Warum eigentlich nicht?

Weil sich nicht nur die Medien geändert haben. Die Kunden haben sie komplett gewandelt. Die wollen nicht, dass man ihnen etwas verkauft (ein cooles Image, ein geniales Produkt). Sie wollen ein Problem gelöst haben. Und dabei selbst Regie führen.

Selbstbestimmtheit ist das Zauberwort. Und das Internet ist das Medium, mit dem sie funktioniert.

Marketer setzen deshalb auf Inbound- und Content-Marketing.

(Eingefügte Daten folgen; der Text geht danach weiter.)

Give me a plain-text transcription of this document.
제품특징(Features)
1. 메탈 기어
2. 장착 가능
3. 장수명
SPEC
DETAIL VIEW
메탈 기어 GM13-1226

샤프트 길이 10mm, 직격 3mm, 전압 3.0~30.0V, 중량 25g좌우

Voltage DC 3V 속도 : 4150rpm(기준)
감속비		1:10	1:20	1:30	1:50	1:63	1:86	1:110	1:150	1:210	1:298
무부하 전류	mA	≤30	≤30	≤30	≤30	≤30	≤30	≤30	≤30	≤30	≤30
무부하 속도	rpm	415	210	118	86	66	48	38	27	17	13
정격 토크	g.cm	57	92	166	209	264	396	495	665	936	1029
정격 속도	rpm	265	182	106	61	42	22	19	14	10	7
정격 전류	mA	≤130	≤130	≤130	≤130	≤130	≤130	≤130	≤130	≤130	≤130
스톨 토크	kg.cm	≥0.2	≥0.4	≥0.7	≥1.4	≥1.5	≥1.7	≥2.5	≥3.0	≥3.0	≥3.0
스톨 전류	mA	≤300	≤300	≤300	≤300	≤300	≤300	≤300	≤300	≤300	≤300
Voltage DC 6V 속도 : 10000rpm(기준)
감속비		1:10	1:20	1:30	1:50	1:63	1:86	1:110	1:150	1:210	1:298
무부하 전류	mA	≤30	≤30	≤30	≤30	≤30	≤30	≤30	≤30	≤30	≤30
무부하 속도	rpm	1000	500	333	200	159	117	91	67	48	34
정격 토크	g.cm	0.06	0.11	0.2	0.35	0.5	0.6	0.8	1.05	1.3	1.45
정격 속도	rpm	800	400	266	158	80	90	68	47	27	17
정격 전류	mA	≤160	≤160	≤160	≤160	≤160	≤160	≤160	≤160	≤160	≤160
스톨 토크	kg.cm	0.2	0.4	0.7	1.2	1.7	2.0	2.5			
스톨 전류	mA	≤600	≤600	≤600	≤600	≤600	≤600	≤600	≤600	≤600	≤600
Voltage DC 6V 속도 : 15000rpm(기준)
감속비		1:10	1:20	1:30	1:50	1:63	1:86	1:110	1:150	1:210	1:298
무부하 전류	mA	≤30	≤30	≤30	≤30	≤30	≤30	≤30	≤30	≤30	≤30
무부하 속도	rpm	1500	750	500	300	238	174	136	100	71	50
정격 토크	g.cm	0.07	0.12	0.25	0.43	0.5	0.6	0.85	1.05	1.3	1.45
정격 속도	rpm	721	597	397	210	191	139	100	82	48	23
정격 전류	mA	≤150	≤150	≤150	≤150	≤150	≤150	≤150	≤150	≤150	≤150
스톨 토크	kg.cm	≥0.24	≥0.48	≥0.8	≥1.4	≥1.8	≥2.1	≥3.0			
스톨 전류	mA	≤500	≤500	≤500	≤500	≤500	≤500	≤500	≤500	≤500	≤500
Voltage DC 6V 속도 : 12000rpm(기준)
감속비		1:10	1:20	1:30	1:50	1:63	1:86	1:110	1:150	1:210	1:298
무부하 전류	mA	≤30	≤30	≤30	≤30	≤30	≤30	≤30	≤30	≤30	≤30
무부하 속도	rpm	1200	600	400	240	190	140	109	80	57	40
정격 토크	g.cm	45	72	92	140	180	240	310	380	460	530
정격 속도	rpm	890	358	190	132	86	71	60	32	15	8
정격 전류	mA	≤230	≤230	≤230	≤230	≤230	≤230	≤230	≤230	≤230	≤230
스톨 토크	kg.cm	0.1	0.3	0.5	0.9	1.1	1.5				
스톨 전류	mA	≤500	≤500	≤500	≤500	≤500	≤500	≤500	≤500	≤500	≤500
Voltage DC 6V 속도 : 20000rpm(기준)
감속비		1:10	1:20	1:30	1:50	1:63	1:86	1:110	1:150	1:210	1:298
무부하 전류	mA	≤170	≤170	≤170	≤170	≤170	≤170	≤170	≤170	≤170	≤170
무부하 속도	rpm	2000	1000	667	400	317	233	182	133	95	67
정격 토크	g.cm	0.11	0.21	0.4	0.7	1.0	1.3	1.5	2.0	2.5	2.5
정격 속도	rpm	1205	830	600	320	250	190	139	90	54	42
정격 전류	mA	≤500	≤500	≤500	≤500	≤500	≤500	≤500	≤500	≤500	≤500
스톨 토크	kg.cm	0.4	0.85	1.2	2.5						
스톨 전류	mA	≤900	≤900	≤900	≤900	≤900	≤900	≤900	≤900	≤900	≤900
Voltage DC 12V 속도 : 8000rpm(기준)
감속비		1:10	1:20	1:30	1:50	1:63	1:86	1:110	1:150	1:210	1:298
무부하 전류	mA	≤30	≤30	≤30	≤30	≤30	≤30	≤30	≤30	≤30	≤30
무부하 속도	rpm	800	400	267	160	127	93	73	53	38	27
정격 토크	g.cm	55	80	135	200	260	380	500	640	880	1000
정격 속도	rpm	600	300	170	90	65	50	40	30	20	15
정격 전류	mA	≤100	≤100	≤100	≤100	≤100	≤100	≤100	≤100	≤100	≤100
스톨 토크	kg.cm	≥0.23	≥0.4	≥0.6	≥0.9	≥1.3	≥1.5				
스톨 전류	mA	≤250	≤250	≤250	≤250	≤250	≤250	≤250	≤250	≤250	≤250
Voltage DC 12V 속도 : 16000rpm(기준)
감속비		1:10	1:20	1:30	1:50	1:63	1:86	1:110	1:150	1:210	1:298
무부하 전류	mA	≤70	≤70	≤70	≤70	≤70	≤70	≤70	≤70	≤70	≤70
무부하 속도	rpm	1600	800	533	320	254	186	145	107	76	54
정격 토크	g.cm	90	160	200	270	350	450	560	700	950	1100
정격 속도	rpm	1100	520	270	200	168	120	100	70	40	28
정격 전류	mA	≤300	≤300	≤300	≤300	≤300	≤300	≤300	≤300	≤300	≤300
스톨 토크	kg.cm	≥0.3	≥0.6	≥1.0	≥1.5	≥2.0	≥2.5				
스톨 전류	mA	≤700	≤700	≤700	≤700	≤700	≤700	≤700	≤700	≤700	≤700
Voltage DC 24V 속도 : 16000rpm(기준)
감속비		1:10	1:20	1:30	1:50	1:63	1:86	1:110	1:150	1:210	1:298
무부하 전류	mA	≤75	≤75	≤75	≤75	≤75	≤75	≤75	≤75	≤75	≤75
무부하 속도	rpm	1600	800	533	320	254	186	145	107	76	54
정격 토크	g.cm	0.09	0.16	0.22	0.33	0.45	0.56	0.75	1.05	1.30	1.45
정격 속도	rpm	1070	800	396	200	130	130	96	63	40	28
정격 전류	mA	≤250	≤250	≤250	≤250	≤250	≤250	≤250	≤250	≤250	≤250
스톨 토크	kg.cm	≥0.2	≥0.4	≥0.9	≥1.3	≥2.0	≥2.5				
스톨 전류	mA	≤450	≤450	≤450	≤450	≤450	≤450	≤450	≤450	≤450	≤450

Doch über die Auswahl der Marketing Automation Software, Sales-Funnel-Taktiken und Content-Strategien legen viele nicht besonders viel Wert auf die Umsetzung:

Guter Content ist gut geschrieben.

Der Kunde 2017 will sich selbst informieren, selbst entscheiden und dabei gut unterhalten werden.

Was heißt das für unsere Texte?

Es gibt universelle Regeln für guten Textstil, die 1960 schon genauso aktuell waren wie heute – und die in praktisch jeder Publikation zum Thema Texten heruntergebetet werden:

Die Evergreens der Texter-Regeln

  • Formuliere aktiv, nicht passiv

  • Nutze Verben statt Substantivierungen

  • Strukturiere deinen Text in Absätze und Zwischenüberschriften

  • Schreib aufmerksamkeitsstarke Headlines

  • Wechsle dynamisch zwischen kurzen und längeren Sätzen

  • Schreib so einfach wie möglich

  • Streiche Füllwörter

  • Setze Adjektive sparsam ein

Du kennst diese Regeln, klar. Es gibt sogar noch mehr davon. Sie sind nach wie vor hilfreich und ich nutze sie auch als Stilkompass. Die Umsetzung ist nur nicht immer so einfach wie das Vorbeten können.

Konkrete Beispiele und Anwendungshilfen findest du in meinem gratis Texterpower-Kurs.

Aber hier möchte ich neue Regeln vorstellen, mit denen du in der Content-Flut oben schwimmst – und es deinen eigenwilligen Lesern recht machst. Ja, das willst du. Sie sollen dir zu Füßen liegen.❤️

Hier kannst du gleich zur Infografik springen.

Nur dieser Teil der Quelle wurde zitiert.